Somalis from rural areas hit by drought wait for food at a camp for the internally displaced on the outskirts of Baidoa, in the South West State of Somalia, on Oct. 12. (Geneva Costopulos/WFP via AP)

The U.S. has so far donated over $2 billion in critical humanitarian assistance across the Horn of Africa to affected regions, more than the rest of the world combined, according to a spokesperson for the U.S. Agency for International Development (USAID). But they acknowledge a gap of $1 billion remains, according to the U.N.

“We are very concerned that the amount of funding that is available right now is not going to meet the needs,” Tracy O’Heir, head of USAID’s Bureau of Humanitarian Assistance East Africa Division, told Yahoo News earlier this year.

For others, it’s as if the crisis doesn’t exist.

“This seems to be an invisible famine,” Gayle Smith, CEO of One.org, and a former USAID administrator under President Barack Obama, told Time magazine. “I think there’s some awareness, but it has not triggered the kind of international response that one would expect, and is in fact needed.”

As crops continue to fail year after year, it’s not lost on advocates that the G-20 group, an intergovernmental forum made up of the world’s largest economies, accounts for 80% of the world's emissions, and that the most vulnerable countries experience the harshest effects, which trickle down to food, health and education.

 The bleached remains of dead goats are strewn around a dead donkey on the dusty red earth.
The remains of dead livestock and a donkey are scattered at a camp for displaced people on the outskirts of Dollow on Sept. 21. (AP Photo/Jerome Delay)

While political leaders have made many promises to help the region, little has changed.

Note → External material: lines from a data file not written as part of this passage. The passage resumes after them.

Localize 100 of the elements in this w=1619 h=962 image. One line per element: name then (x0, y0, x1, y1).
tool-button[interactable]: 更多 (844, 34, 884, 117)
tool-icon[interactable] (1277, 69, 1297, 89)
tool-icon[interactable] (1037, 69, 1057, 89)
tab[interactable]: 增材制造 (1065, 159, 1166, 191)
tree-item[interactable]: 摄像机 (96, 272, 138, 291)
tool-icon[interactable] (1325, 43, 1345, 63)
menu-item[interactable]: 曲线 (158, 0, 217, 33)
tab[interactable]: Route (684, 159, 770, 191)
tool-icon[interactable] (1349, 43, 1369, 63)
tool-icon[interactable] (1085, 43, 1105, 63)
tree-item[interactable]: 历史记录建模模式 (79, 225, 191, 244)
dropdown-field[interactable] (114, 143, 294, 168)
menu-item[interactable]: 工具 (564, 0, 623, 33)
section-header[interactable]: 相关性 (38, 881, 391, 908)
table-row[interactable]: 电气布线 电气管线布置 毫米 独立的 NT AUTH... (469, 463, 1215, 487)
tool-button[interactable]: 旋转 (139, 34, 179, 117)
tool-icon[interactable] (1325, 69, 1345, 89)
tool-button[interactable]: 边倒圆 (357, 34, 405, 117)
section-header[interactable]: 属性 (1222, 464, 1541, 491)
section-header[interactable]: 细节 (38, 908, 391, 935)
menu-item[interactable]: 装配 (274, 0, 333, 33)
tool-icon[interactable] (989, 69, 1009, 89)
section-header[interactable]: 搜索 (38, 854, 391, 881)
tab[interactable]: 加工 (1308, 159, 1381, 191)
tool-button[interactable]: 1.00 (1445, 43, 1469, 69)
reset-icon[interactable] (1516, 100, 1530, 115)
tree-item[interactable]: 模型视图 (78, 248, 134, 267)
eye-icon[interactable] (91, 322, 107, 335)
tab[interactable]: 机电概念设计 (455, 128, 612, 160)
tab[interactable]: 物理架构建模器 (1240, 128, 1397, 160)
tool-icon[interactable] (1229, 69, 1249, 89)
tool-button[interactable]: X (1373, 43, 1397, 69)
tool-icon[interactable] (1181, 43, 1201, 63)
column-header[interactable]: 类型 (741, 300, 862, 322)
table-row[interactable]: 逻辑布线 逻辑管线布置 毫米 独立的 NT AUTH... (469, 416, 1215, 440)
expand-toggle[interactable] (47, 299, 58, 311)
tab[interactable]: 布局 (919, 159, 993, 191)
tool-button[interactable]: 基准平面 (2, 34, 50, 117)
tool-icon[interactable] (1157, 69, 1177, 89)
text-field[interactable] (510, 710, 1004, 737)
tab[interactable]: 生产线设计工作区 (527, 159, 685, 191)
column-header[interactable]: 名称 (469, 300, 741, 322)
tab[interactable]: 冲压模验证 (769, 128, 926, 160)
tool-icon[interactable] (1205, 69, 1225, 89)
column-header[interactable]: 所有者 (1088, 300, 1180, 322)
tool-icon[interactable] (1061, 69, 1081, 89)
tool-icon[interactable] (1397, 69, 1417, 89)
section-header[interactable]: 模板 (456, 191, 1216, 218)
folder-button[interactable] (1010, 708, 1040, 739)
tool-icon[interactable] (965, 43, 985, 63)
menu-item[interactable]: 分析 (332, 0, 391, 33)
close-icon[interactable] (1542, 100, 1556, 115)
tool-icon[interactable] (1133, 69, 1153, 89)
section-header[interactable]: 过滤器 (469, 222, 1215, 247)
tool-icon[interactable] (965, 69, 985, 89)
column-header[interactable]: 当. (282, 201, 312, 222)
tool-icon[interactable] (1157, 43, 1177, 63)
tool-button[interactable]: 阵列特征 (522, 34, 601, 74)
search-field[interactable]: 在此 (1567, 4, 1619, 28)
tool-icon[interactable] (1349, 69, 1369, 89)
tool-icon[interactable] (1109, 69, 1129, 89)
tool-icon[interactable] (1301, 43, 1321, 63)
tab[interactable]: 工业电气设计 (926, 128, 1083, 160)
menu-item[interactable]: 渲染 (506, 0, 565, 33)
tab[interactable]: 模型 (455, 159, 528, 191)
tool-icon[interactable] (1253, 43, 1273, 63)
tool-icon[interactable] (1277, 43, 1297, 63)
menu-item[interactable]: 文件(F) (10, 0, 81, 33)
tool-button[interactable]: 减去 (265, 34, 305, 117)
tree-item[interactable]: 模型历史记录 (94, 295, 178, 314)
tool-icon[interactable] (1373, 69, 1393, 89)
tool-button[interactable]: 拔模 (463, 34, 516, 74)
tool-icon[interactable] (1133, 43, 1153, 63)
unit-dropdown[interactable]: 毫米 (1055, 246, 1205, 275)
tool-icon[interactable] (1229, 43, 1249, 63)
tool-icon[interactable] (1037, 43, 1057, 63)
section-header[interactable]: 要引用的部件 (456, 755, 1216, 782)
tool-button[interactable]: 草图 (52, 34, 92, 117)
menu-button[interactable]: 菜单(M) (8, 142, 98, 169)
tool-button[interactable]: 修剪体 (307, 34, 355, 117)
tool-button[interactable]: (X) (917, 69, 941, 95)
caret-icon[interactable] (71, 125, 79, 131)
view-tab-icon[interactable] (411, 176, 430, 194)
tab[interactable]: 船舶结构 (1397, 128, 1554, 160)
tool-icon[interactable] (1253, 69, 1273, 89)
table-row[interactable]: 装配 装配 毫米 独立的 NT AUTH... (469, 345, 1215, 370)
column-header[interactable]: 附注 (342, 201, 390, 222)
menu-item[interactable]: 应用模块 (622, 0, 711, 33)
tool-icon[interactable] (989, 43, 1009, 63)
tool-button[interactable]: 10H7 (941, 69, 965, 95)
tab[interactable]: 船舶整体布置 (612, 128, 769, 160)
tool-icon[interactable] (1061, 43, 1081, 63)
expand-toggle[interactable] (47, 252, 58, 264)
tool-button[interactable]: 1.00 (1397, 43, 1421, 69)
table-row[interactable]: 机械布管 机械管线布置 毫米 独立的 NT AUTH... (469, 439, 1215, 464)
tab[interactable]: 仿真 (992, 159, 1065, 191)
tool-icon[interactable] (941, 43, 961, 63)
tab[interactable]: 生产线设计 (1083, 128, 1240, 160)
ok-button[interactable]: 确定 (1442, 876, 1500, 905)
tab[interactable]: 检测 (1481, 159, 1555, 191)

“We have been ringing the alarm, but only see the situation continue to deteriorate,” Abby Maxman, Oxfam America’s president and CEO, said in a statement. “It is not an act of aid, but our collective obligation to act now.”

For Mueller, it comes down to will and compassion.

“This is where we need to ask ourselves, ‘How do we deal with empathy?’ and ‘How are we intentional about it?’” she said. “Hunger is a political choice that we take as a global community to not take action. It's not some event, it's not an earthquake. … If we're not going to accept a death every 36 seconds of hunger — we need to help East Africa.”